Voilà un film qui prend à bras le corps des enjeux sociaux qui intéressent le plus grand nombre, puisque c’est à l’échelle de la ville que la plupart des gens vivent leurs espoirs et leurs frustrations dans l’organisation quotidienne de leur vie. Les premières séquences nous plongent en pleine catastrophe : les habitants d’un immeuble luttent avec tout ce qui leur tombe sous la main pour faire face à l’inondation provoquée par un tuyau crevé. La solidarité s’organise mais c’est la goutte d’eau (sic) qui fait déborder le vase : un associatif organise la grève du paiement des charges (abusivement élevées) jusqu’à ce que les réparations soient faites. Au même moment, la maire et son dir. cab. participent à une réunion au sommet pour faire valider leur projet de réhabilitation de la cité, qu’ils pensent acquis. Mais la pétition annonçant le non-paiement des charges parvenue au haut fonctionnaire responsable de l’arbitrage, fait pencher la balance du mauvais côté. Les bureaucrates n’aiment pas les rebelles !

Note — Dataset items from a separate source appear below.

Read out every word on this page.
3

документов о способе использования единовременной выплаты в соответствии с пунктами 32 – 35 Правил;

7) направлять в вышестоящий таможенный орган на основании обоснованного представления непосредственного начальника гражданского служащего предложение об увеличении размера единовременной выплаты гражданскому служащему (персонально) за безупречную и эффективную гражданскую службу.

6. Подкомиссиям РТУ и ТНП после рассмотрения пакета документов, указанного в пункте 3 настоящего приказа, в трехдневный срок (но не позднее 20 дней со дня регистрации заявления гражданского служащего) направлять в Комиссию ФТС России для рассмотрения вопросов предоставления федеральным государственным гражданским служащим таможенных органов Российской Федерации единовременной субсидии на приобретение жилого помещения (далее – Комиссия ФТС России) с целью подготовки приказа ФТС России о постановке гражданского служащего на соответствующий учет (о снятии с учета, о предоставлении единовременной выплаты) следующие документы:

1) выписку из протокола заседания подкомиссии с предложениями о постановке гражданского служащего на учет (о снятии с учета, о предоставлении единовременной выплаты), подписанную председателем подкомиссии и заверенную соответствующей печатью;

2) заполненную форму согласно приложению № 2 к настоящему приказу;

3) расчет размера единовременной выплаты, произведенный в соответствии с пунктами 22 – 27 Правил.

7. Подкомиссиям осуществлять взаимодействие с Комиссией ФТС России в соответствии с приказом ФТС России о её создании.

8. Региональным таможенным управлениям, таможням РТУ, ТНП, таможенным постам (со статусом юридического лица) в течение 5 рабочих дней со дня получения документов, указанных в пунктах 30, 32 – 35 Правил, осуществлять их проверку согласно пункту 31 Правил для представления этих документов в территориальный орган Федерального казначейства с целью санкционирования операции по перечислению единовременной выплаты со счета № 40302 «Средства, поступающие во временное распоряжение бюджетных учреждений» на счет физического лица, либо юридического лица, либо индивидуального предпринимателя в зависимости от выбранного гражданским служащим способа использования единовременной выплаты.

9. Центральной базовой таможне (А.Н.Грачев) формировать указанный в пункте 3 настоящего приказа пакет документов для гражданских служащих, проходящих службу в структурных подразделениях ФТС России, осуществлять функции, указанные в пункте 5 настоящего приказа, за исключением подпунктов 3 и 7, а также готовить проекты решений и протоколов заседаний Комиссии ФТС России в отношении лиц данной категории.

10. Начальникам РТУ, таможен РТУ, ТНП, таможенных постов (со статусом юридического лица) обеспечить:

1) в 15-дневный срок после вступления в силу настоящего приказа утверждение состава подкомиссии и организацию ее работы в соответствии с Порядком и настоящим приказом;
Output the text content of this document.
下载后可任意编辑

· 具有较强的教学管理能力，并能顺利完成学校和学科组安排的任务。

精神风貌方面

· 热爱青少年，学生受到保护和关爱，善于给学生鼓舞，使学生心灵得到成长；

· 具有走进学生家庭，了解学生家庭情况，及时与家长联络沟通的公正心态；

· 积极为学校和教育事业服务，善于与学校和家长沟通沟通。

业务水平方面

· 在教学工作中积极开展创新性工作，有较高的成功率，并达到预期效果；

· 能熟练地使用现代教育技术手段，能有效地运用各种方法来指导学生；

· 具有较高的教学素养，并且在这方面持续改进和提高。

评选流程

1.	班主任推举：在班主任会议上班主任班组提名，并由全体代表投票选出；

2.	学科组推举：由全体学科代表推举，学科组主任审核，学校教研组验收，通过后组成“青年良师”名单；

Le scénario est construit sur un montage alterné de plus en plus haletant entre ce qui se passe dans la cité, les démarches de la maire et les salons de la République où se prennent les décisions. Le premier tiers du film plante très efficacement les décors et les personnages, sans caricature ni angélisme, avec au centre la maire, Clémence (Isabelle Huppert), et son directeur de cabinet Yazid (Reda Kateb), et on peut porter au crédit du film de nous épargner des intrigues amoureuses annexes, comme le font trop souvent les films américains quand ils traitent du monde politique (voir l’exemple récent de Don’t look up).

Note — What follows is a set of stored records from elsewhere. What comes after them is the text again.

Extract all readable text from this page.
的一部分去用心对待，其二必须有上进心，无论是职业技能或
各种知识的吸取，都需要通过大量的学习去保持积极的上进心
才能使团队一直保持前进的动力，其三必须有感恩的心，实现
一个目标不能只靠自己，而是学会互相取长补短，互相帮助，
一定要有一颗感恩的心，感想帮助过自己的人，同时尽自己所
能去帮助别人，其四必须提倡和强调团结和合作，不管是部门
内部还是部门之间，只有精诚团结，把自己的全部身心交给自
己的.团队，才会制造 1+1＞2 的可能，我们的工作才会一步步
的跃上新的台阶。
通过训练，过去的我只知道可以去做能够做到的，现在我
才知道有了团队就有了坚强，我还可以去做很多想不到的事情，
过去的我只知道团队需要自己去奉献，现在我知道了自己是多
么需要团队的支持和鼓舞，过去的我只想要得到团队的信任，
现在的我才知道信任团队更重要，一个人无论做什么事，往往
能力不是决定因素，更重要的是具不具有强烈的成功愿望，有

De même les acteur/rices issu·es des minorités ne sont pas cantonné·es à des rôles stéréotypés et subalternes : Reda Kateb crève l’écran, confirmant qu’il a plus d’une corde à son arc, après le film Hippocrate et la série En thérapie. En revanche on peut regretter que Naidra Ayadi, qui incarne la première adjointe, ait si peu de consistance. C’est en effet du côté des personnages féminins que le film, écrit par deux hommes (Thomas Kruithof et Jean-Baptiste Delafon, le co-créateur de Baron noir) montre des faiblesses, en particulier dans la cohérence du personnage incarné par Isabelle Huppert.

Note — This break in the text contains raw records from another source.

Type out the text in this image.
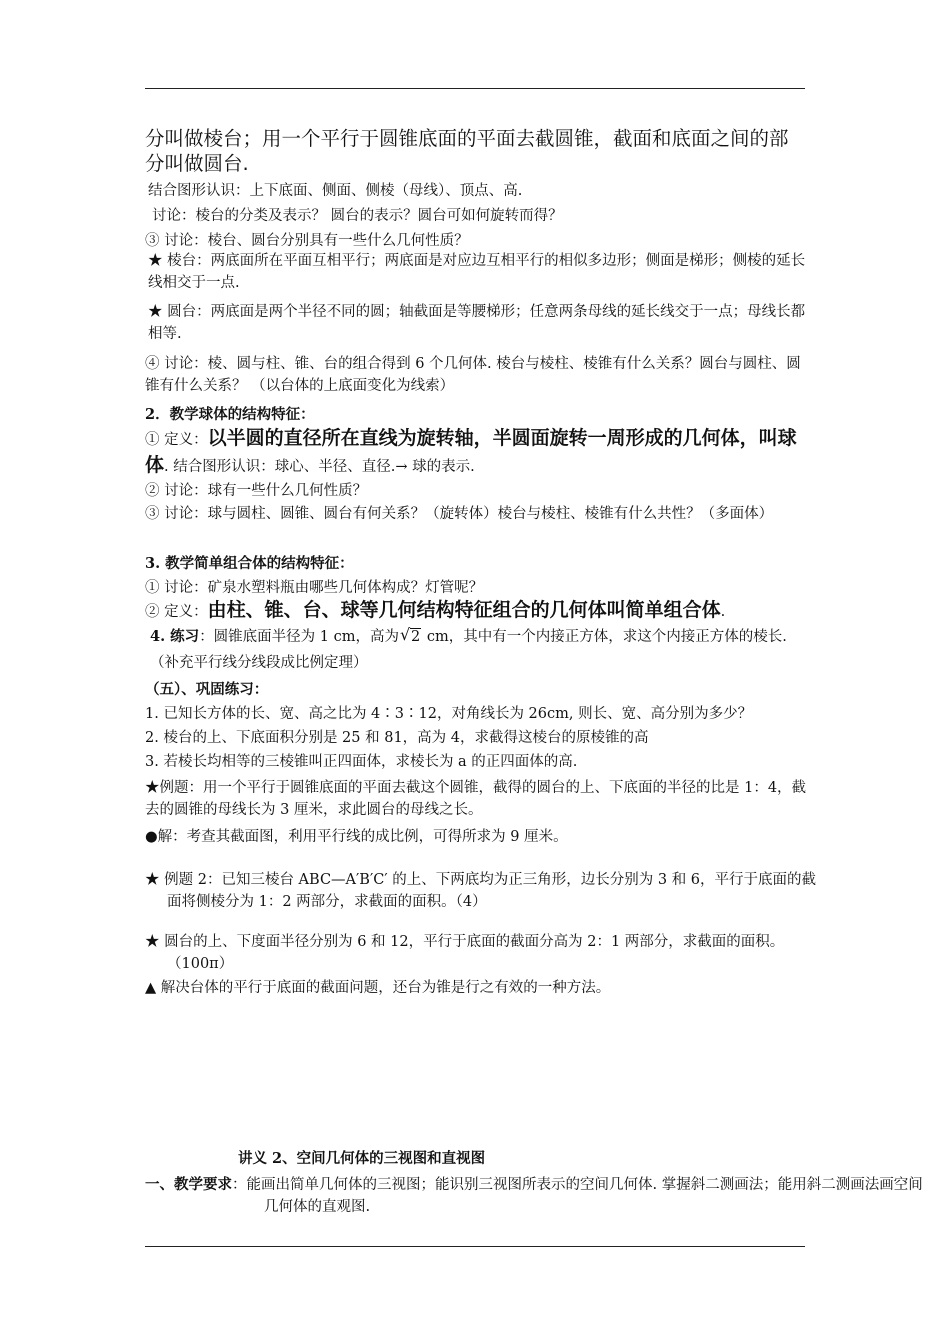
分叫做棱台；用一个平行于圆锥底面的平面去截圆锥，截面和底面之间的部分叫做圆台.
结合图形认识：上下底面、侧面、侧棱（母线）、顶点、高.
讨论：棱台的分类及表示？ 圆台的表示？圆台可如何旋转而得？
③ 讨论：棱台、圆台分别具有一些什么几何性质？
★ 棱台：两底面所在平面互相平行；两底面是对应边互相平行的相似多边形；侧面是梯形；侧棱的延长线相交于一点.
★ 圆台：两底面是两个半径不同的圆；轴截面是等腰梯形；任意两条母线的延长线交于一点；母线长都相等.
④ 讨论：棱、圆与柱、锥、台的组合得到 6 个几何体. 棱台与棱柱、棱锥有什么关系？圆台与圆柱、圆锥有什么关系？ （以台体的上底面变化为线索）
2．教学球体的结构特征：
① 定义：以半圆的直径所在直线为旋转轴，半圆面旋转一周形成的几何体，叫球体. 结合图形认识：球心、半径、直径.→ 球的表示.
② 讨论：球有一些什么几何性质？
③ 讨论：球与圆柱、圆锥、圆台有何关系？（旋转体）棱台与棱柱、棱锥有什么共性？（多面体）
3. 教学简单组合体的结构特征：
① 讨论：矿泉水塑料瓶由哪些几何体构成？灯管呢？
② 定义：由柱、锥、台、球等几何结构特征组合的几何体叫简单组合体.
4. 练习：圆锥底面半径为 1 cm，高为 √ 2 cm，其中有一个内接正方体，求这个内接正方体的棱长.（补充平行线分线段成比例定理）
（五）、巩固练习：
1. 已知长方体的长、宽、高之比为 4∶3∶12，对角线长为 26cm, 则长、宽、高分别为多少？
2. 棱台的上、下底面积分别是 25 和 81，高为 4，求截得这棱台的原棱锥的高
3. 若棱长均相等的三棱锥叫正四面体，求棱长为 a 的正四面体的高.
★例题：用一个平行于圆锥底面的平面去截这个圆锥，截得的圆台的上、下底面的半径的比是 1：4，截去的圆锥的母线长为 3 厘米，求此圆台的母线之长。
●解：考查其截面图，利用平行线的成比例，可得所求为 9 厘米。
★ 例题 2：已知三棱台 ABC—A′B′C′ 的上、下两底均为正三角形，边长分别为 3 和 6，平行于底面的截面将侧棱分为 1：2 两部分，求截面的面积。（4）
★ 圆台的上、下度面半径分别为 6 和 12，平行于底面的截面分高为 2：1 两部分，求截面的面积。（100π）
▲ 解决台体的平行于底面的截面问题，还台为锥是行之有效的一种方法。
讲义 2、空间几何体的三视图和直视图
一、教学要求：能画出简单几何体的三视图；能识别三视图所表示的空间几何体. 掌握斜二测画法；能用斜二测画法画空间几何体的直观图.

Les auteurs semblent s’être contentés de s’appuyer sur l’aura de la star. On a beaucoup de mal à suivre le parcours de cette femme qui nous est d’abord présentée comme toute dévouée à son rôle de maire et à ses administrés, dans une relation franche et loyale avec son jeune directeur de cabinet dont elle n’ignore pas les ambitions, prête à céder la place à sa jeune adjointe après avoir fait deux mandats (on sait que les femmes élues sont moins accrochées à leur pouvoir que leurs collègues masculins), et qui opère tout à coup un revirement à 180 degrés, après que la perspective de devenir ministre (qui arrive dans le scénario comme un cheveu sur la soupe) est tombée à l’eau sans qu’on lui explique pourquoi.

Remâchant ce qu’elle vit comme une humiliation, elle décide de rempiler comme maire, au grand dam de son adjointe, de son directeur de cabinet et du chef de son parti. Elle devient alors un personnage repoussoir, et c’est Yazid qui va se battre seul pour faire aboutir le fameux projet, imitation assez maladroite du point de vue de la vraisemblance, de James Stewart dans les films de Franck Capra (Mister Smith au Sénat 1939 ; La vie est belle 1946). Cette séquence de « sauvetage à la dernière minute » où l’on voit Yazid récupérer dans la nuit les chèques des habitants de la cité réglant les charges, en courant d’un escalier à l’autre jusqu’au petit matin, puis mettant lui-même la main à la poche, pour apporter à Matignon cette preuve de bonne volonté censée emporter le morceau pour la réhabilitation de la cité, est totalement invraisemblable quand on connaît le fonctionnement bureaucratique des rouages de l’État en France. Et dans cette dernière partie, Clémence est totalement marginalisée, sauvant l’honneur à la dernière minute en renonçant à un 3e mandat en échange de l’appui de son parti au projet de réhabilitation.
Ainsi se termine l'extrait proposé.